Comme attendu, la BoJ a prolongé la pause et laissé son taux directeur inchangé à 0.75%. Votée à 8 contre 1, la décision a été quasi-unanime et l’on n’observe pas davantage de dissension entre les membres que lors du précédent comité. Seul Hajime Takata, certainement le membre le plus hawkish, a de nouveau plaidé pour une hausse de taux. 

Le contexte géopolitique plaide en faveur d’un prolongement de la pause, et la banque centrale a souligné le niveau d’incertitude élevé lié aux évènements récents au Moyen-Orient. Kazuo Ueda a appuyé sur ce point en conférence de presse, en notant que la situation restait instable et susceptible d’évoluer au jour le jour (« developments are changing daily »). L’impact du confit reste difficile à appréhender à ce stade, et le gouverneur a laissé entendre que l’inflation sous-jacente pourrait fluctuer à la hausse comme à la baisse. 

La banque centrale cherche toujours à ancrer les anticipations, et la tonalité reste globalement hawkish. Le gouverneur a notamment déclaré que les membres du board semblaient à ce stade, plus préoccupés par les risques sur l’inflation que sur la croissance (« more members who were more mindful of upside price risk than downside risks to growth »). Ueda a d’ailleurs de nouveau mis en avant l’impact plus important de la devise sur l’évolution des prix et le fait que les entreprises avaient plus tendance à répercuter les hausses de coûts par rapport à la situation lors de l’invasion de l’Ukraine.

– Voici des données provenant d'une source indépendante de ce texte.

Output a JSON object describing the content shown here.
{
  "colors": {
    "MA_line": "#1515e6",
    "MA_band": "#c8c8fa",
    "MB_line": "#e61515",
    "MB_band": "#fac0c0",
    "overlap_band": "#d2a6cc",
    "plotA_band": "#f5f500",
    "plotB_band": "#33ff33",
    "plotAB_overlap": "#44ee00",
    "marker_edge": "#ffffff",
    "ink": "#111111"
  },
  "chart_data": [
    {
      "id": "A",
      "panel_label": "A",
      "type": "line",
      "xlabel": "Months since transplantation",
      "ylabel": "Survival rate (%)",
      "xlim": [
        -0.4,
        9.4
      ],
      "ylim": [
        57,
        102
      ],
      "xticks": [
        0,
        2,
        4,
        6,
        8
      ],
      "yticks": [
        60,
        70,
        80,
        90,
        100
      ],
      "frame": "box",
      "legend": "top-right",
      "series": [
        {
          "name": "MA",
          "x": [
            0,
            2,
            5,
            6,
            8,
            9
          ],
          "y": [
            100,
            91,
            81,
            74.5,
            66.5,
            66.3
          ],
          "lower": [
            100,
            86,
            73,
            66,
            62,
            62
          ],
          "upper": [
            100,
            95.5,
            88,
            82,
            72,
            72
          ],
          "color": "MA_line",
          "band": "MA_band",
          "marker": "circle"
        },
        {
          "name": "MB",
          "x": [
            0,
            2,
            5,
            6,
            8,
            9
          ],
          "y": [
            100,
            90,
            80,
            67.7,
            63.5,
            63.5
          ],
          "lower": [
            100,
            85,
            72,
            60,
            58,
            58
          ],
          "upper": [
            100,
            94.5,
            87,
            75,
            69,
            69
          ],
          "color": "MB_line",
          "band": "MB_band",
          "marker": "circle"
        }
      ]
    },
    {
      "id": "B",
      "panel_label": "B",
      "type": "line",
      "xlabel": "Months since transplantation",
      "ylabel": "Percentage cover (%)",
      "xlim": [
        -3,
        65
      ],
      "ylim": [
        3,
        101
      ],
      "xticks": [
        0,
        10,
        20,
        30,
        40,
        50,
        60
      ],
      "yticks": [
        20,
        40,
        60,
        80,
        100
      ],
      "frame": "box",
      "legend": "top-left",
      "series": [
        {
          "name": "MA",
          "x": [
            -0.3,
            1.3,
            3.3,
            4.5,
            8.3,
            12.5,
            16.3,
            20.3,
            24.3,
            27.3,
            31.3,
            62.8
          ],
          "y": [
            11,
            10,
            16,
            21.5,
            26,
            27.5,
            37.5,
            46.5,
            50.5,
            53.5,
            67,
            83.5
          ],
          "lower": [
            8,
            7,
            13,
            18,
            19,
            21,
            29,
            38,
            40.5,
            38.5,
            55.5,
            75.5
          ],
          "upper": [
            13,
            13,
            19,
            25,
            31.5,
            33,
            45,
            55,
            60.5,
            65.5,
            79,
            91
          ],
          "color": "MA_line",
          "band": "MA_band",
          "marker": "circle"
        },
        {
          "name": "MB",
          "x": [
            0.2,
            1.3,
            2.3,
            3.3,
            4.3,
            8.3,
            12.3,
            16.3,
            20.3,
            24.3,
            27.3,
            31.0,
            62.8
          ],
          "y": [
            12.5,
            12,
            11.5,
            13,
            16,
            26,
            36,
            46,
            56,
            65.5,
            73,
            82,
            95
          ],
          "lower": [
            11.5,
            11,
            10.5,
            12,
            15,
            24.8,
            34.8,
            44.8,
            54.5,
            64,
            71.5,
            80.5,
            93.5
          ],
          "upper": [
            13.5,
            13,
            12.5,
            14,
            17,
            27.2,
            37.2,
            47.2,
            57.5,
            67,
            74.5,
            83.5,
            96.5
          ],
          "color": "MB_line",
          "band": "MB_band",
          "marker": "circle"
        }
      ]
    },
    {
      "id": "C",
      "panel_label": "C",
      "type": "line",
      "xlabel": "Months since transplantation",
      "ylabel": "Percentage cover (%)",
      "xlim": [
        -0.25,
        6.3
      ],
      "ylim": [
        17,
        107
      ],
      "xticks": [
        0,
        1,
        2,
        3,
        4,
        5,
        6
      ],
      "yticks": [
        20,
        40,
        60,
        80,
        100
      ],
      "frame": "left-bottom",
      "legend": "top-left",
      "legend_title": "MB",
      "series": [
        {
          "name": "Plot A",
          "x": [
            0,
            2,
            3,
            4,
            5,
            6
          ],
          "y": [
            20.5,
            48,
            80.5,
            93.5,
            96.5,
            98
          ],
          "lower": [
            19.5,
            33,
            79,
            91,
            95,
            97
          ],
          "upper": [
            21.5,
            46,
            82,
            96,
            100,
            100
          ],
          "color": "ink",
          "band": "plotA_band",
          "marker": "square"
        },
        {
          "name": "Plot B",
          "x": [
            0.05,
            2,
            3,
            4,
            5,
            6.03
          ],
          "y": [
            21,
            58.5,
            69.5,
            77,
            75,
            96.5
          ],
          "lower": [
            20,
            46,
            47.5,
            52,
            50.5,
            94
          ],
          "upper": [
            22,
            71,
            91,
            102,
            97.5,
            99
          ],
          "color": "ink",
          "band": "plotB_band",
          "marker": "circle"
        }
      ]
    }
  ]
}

Il a également souligné l’amélioration conjoncturelle qui prévalait en amont du conflit iranien, portée notamment par le nouveau gouvernement, et qu’un choc transitoire ne remettrait donc pas en question le processus de normalisation de la politique monétaire. 

Ueda a surtout tenté de laisser la porte ouverte pour le CPM d’avril, en déclarant que les révisions économiques réalisées à cette occasion seraient parmi les déterminants du calendrier de la banque centrale. Si la BoJ disposera alors de davantage d’éléments concernant l’économie japonaise, et notamment les premiers résultats du Shunto, il se pourrait néanmoins que la visibilité reste faible concernant la nature transitoire ou non du choc actuel. La pause de la BoJ pourrait être plus longue que prévue, et continuer de peser sur le yen.